Они бестрепетны, избавлены от сомнений. И этого состояния нам сегодня не достичь. Дело не в деньгах – в доме сестер Митфорд хватало вещей, но их приходилось продавать – и не только в принадлежности к привилегированному кругу, привилегии лишь смягчают удары судьбы. Побег Джессики, публичный позор Юнити и Дианы, распад семьи, выкидыши, болезни, утраты – о Митфордах можно было бы снять мыльную оперу с постоянными драмами, и сестры обладали жизненной устойчивостью матриархов этого жанра. Что бы ни случилось, они принимали это с ясным челом. Как говорила Нэнси, всегда найдется, над чем посмеяться. Из этого не следует, как заметила однажды Диана22, что они были непременно счастливы, нет, но всегда отыскивали что-то забавное, и в этом заключалась подлинная философия, стремление к легкости, очень даже неплохое руководство для жизни.

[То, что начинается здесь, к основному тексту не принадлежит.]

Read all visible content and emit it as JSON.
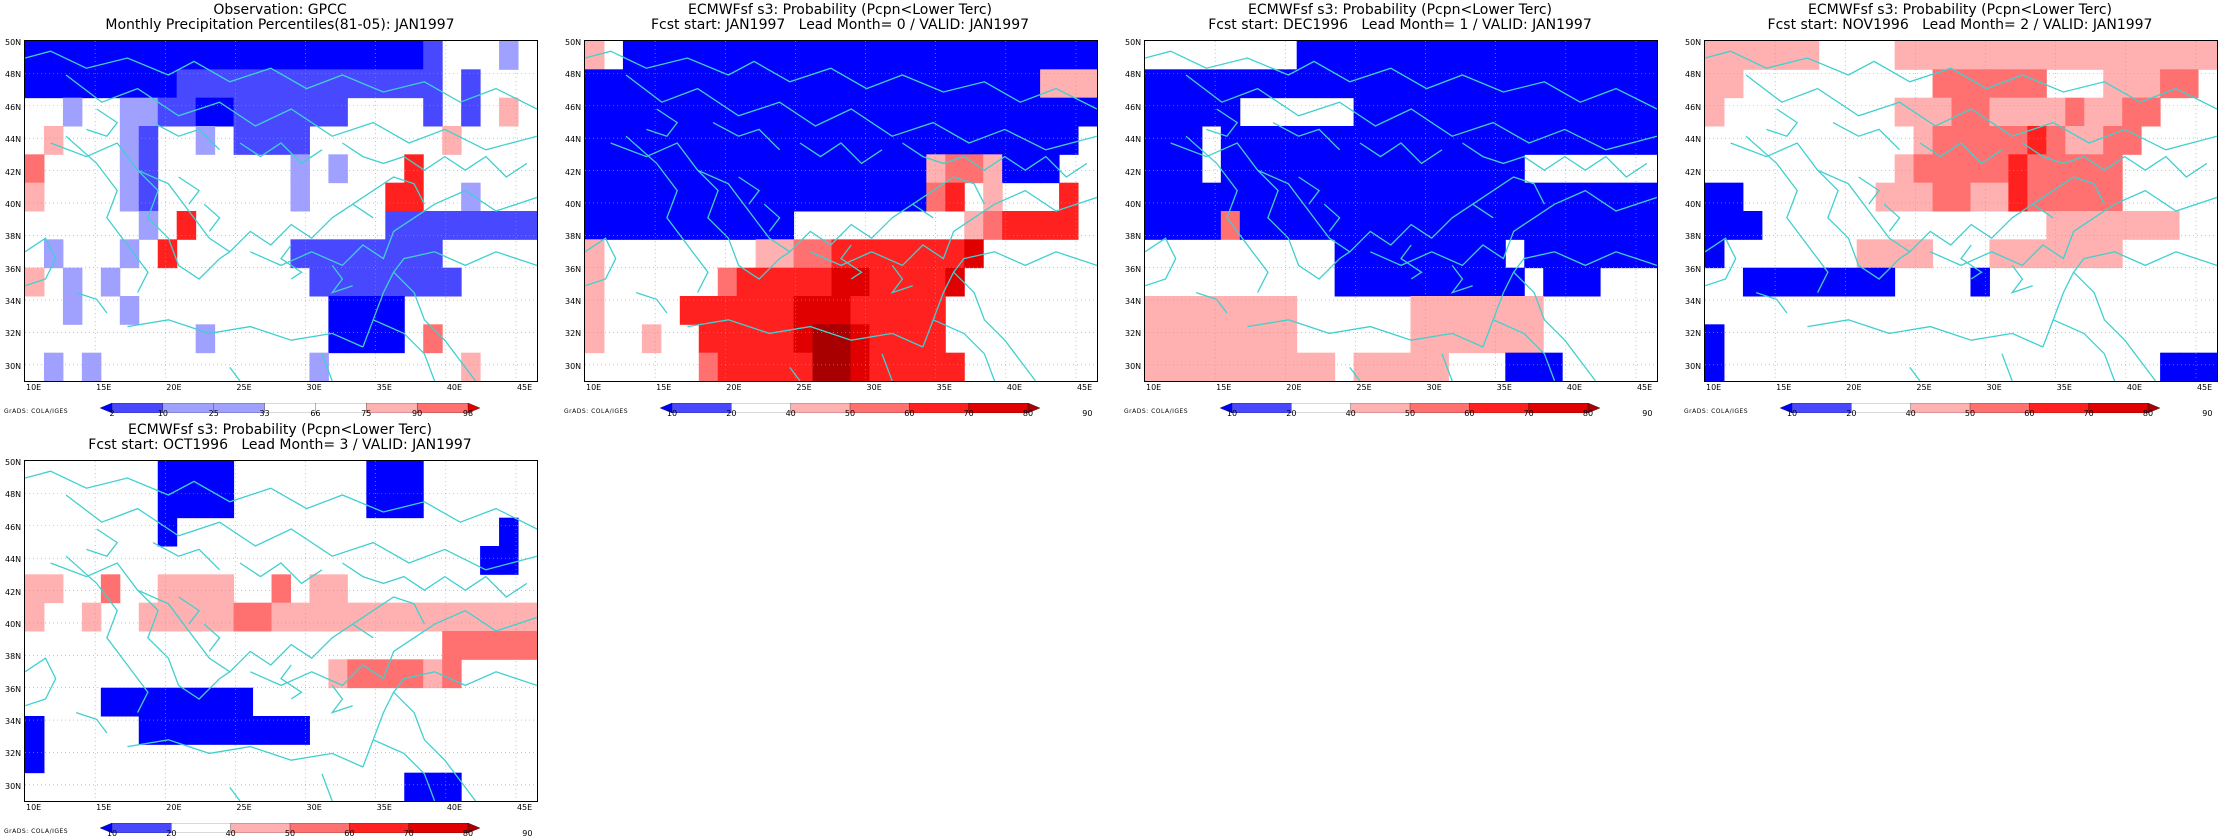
{
  "colors": {
    "b3": "#0000ff",
    "b2": "#4848ff",
    "b1": "#a0a0ff",
    "r1": "#ffb0b0",
    "r2": "#ff7070",
    "r3": "#ff2020",
    "r4": "#e00000",
    "r5": "#a80000",
    "coast": "#40d0d0",
    "frame": "#000000",
    "grid": "#a0a0a0"
  },
  "credit": "GrADS: COLA/IGES",
  "lat_labels": [
    "50N",
    "48N",
    "46N",
    "44N",
    "42N",
    "40N",
    "38N",
    "36N",
    "34N",
    "32N",
    "30N"
  ],
  "lon_labels": [
    "10E",
    "15E",
    "20E",
    "25E",
    "30E",
    "35E",
    "40E",
    "45E"
  ],
  "panels": [
    {
      "title_line1": "Observation: GPCC",
      "title_line2": "Monthly Precipitation Percentiles(81-05): JAN1997",
      "colorbar_labels": [
        "2",
        "10",
        "25",
        "33",
        "66",
        "75",
        "90",
        "98"
      ],
      "colorbar_colors": [
        "b3",
        "b2",
        "b1",
        "b1",
        "w",
        "w",
        "r1",
        "r2",
        "r4"
      ],
      "grid": [
        "3333333333333333333332...1.",
        "3333333322222222222222.2....",
        "..1..112233222222....2.2.r1",
        ".r1...12..1.2222.......r1...",
        "r2....12.......1.1...r3....",
        "r1....12.......1....r3r3..1",
        "......1.r3..........22222222",
        ".1...1.r3......22222222.....",
        "r1.1.1..........22222222....",
        "..1..1..........3333.......r1",
        ".........1......3333.r2.....",
        ".1.1...........1.......r1..."
      ]
    },
    {
      "title_line1": "ECMWFsf s3: Probability (Pcpn<Lower Terc)",
      "title_line2": "Fcst start: JAN1997   Lead Month= 0 / VALID: JAN1997",
      "colorbar_labels": [
        "10",
        "20",
        "40",
        "50",
        "60",
        "70",
        "80",
        "90"
      ],
      "colorbar_colors": [
        "b3",
        "b2",
        "w",
        "r1",
        "r2",
        "r3",
        "r4",
        "r5"
      ]
    },
    {
      "title_line1": "ECMWFsf s3: Probability (Pcpn<Lower Terc)",
      "title_line2": "Fcst start: DEC1996   Lead Month= 1 / VALID: JAN1997",
      "colorbar_labels": [
        "10",
        "20",
        "40",
        "50",
        "60",
        "70",
        "80",
        "90"
      ],
      "colorbar_colors": [
        "b3",
        "b2",
        "w",
        "r1",
        "r2",
        "r3",
        "r4",
        "r5"
      ]
    },
    {
      "title_line1": "ECMWFsf s3: Probability (Pcpn<Lower Terc)",
      "title_line2": "Fcst start: NOV1996   Lead Month= 2 / VALID: JAN1997",
      "colorbar_labels": [
        "10",
        "20",
        "40",
        "50",
        "60",
        "70",
        "80",
        "90"
      ],
      "colorbar_colors": [
        "b3",
        "b2",
        "w",
        "r1",
        "r2",
        "r3",
        "r4",
        "r5"
      ]
    },
    {
      "title_line1": "ECMWFsf s3: Probability (Pcpn<Lower Terc)",
      "title_line2": "Fcst start: OCT1996   Lead Month= 3 / VALID: JAN1997",
      "colorbar_labels": [
        "10",
        "20",
        "40",
        "50",
        "60",
        "70",
        "80",
        "90"
      ],
      "colorbar_colors": [
        "b3",
        "b2",
        "w",
        "r1",
        "r2",
        "r3",
        "r4",
        "r5"
      ]
    }
  ]
}
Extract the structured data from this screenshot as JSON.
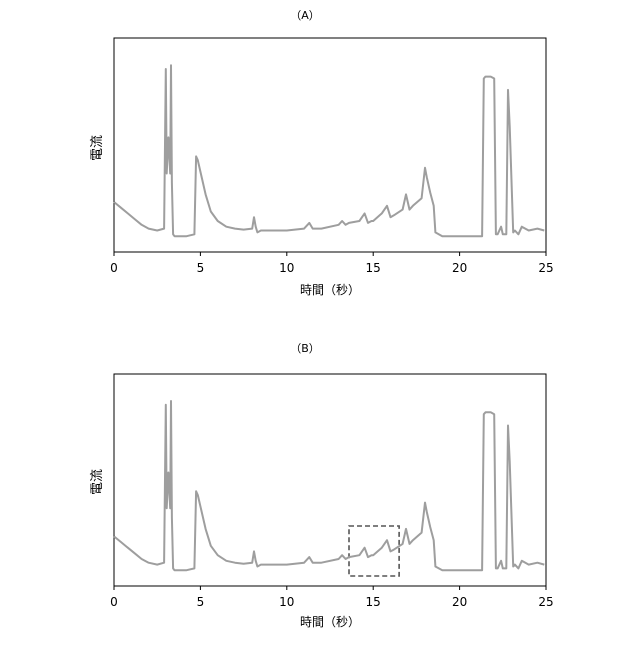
{
  "chart_data": [
    {
      "type": "line",
      "title": "（A）",
      "xlabel": "時間（秒）",
      "ylabel": "電流",
      "xlim": [
        0,
        25
      ],
      "x_ticks": [
        0,
        5,
        10,
        15,
        20,
        25
      ],
      "y_ticks": [],
      "grid": false,
      "series": [
        {
          "color": "#9e9e9e",
          "x": [
            0,
            0.4,
            0.8,
            1.2,
            1.6,
            2.0,
            2.5,
            2.9,
            3.0,
            3.05,
            3.15,
            3.25,
            3.3,
            3.35,
            3.42,
            3.5,
            3.6,
            4.2,
            4.65,
            4.75,
            4.85,
            5.0,
            5.3,
            5.6,
            6.0,
            6.5,
            7.0,
            7.5,
            8.0,
            8.1,
            8.2,
            8.3,
            8.5,
            9.0,
            10.0,
            11.0,
            11.3,
            11.5,
            11.7,
            12.0,
            13.0,
            13.2,
            13.4,
            13.6,
            14.2,
            14.5,
            14.7,
            14.9,
            15.0,
            15.5,
            15.8,
            16.0,
            16.2,
            16.7,
            16.9,
            17.1,
            17.3,
            17.8,
            18.0,
            18.1,
            18.3,
            18.5,
            18.6,
            19.0,
            20.0,
            21.0,
            21.3,
            21.4,
            21.5,
            21.8,
            22.0,
            22.1,
            22.2,
            22.4,
            22.5,
            22.7,
            22.8,
            22.9,
            23.1,
            23.2,
            23.4,
            23.6,
            24.0,
            24.5,
            24.9
          ],
          "y": [
            0.2,
            0.17,
            0.14,
            0.11,
            0.08,
            0.06,
            0.05,
            0.06,
            0.9,
            0.35,
            0.54,
            0.35,
            0.92,
            0.3,
            0.03,
            0.02,
            0.02,
            0.02,
            0.03,
            0.44,
            0.42,
            0.36,
            0.24,
            0.15,
            0.1,
            0.07,
            0.06,
            0.055,
            0.06,
            0.12,
            0.07,
            0.04,
            0.05,
            0.05,
            0.05,
            0.06,
            0.09,
            0.06,
            0.06,
            0.06,
            0.08,
            0.1,
            0.08,
            0.09,
            0.1,
            0.14,
            0.09,
            0.1,
            0.1,
            0.14,
            0.18,
            0.12,
            0.13,
            0.16,
            0.24,
            0.16,
            0.18,
            0.22,
            0.38,
            0.33,
            0.25,
            0.18,
            0.04,
            0.02,
            0.02,
            0.02,
            0.02,
            0.85,
            0.86,
            0.86,
            0.85,
            0.03,
            0.03,
            0.07,
            0.03,
            0.03,
            0.79,
            0.6,
            0.04,
            0.05,
            0.03,
            0.07,
            0.05,
            0.06,
            0.05
          ]
        }
      ]
    },
    {
      "type": "line",
      "title": "（B）",
      "xlabel": "時間（秒）",
      "ylabel": "電流",
      "xlim": [
        0,
        25
      ],
      "x_ticks": [
        0,
        5,
        10,
        15,
        20,
        25
      ],
      "y_ticks": [],
      "grid": false,
      "highlight": {
        "x_range": [
          13.6,
          16.5
        ],
        "style": "dashed"
      },
      "series": [
        {
          "color": "#9e9e9e",
          "x": [
            0,
            0.4,
            0.8,
            1.2,
            1.6,
            2.0,
            2.5,
            2.9,
            3.0,
            3.05,
            3.15,
            3.25,
            3.3,
            3.35,
            3.42,
            3.5,
            3.6,
            4.2,
            4.65,
            4.75,
            4.85,
            5.0,
            5.3,
            5.6,
            6.0,
            6.5,
            7.0,
            7.5,
            8.0,
            8.1,
            8.2,
            8.3,
            8.5,
            9.0,
            10.0,
            11.0,
            11.3,
            11.5,
            11.7,
            12.0,
            13.0,
            13.2,
            13.4,
            13.6,
            14.2,
            14.5,
            14.7,
            14.9,
            15.0,
            15.5,
            15.8,
            16.0,
            16.2,
            16.7,
            16.9,
            17.1,
            17.3,
            17.8,
            18.0,
            18.1,
            18.3,
            18.5,
            18.6,
            19.0,
            20.0,
            21.0,
            21.3,
            21.4,
            21.5,
            21.8,
            22.0,
            22.1,
            22.2,
            22.4,
            22.5,
            22.7,
            22.8,
            22.9,
            23.1,
            23.2,
            23.4,
            23.6,
            24.0,
            24.5,
            24.9
          ],
          "y": [
            0.2,
            0.17,
            0.14,
            0.11,
            0.08,
            0.06,
            0.05,
            0.06,
            0.9,
            0.35,
            0.54,
            0.35,
            0.92,
            0.3,
            0.03,
            0.02,
            0.02,
            0.02,
            0.03,
            0.44,
            0.42,
            0.36,
            0.24,
            0.15,
            0.1,
            0.07,
            0.06,
            0.055,
            0.06,
            0.12,
            0.07,
            0.04,
            0.05,
            0.05,
            0.05,
            0.06,
            0.09,
            0.06,
            0.06,
            0.06,
            0.08,
            0.1,
            0.08,
            0.09,
            0.1,
            0.14,
            0.09,
            0.1,
            0.1,
            0.14,
            0.18,
            0.12,
            0.13,
            0.16,
            0.24,
            0.16,
            0.18,
            0.22,
            0.38,
            0.33,
            0.25,
            0.18,
            0.04,
            0.02,
            0.02,
            0.02,
            0.02,
            0.85,
            0.86,
            0.86,
            0.85,
            0.03,
            0.03,
            0.07,
            0.03,
            0.03,
            0.79,
            0.6,
            0.04,
            0.05,
            0.03,
            0.07,
            0.05,
            0.06,
            0.05
          ]
        }
      ]
    }
  ]
}
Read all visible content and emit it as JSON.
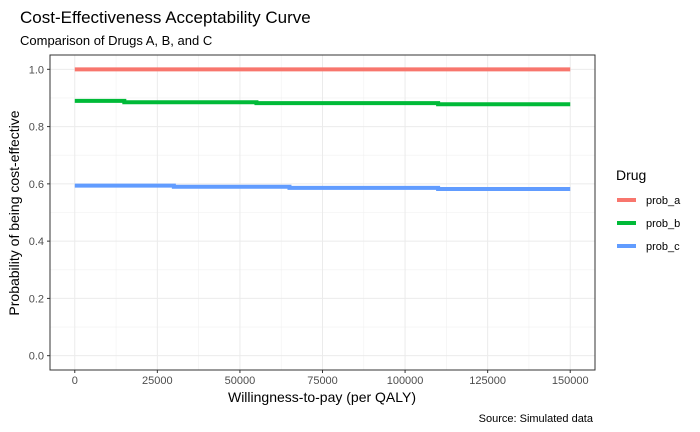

Бесценная способность подняться над бедами и рассматривать их как нечто преходящее, не придавать им такого уж значения – мало ли на что наткнешься по пути к тихому кладбищу в Свинбруке. Не стоит страдать.

Терапевтичны воспоминания о том, как Диана беспомощно тряслась, не в силах сдержать смех, когда народный певец завывал свои “хей-нонни-но”: “Его пригласили в Холлоуэй развлечь арестантов, но такого развлечения не предполагали”. Чудесно читать отзыв Нэнси о французском любовнике, Гастоне Палевски: ему сравнялось пятьдесят, “и он терзается по этому поводу. Я не страдала ни из-за каких ужасных возрастов, которые меня постигли, так что едва ли его пойму”. Или вот Нэнси обсуждает на смертном одре с Деборой свое наследство: “Мы животики надорвали, хохоча над завещанием”. Дебора, потерявшая в родах третьего ребенка, сообщает, что деревенская повитуха титуловала ее “миледи” “в самые непристойные моменты”. А Диана заявляет, что секс, из-за которого столько шума, не сложнее батончика “Марса”23. Все, что мы принимаем так близко к сердцу, – страдание, старение, смерть, рождение детей, любовь… Митфорды тоже относились к этому серьезно в глубине души. Но даровали себе свободу, притворяясь, будто все это не столь важно.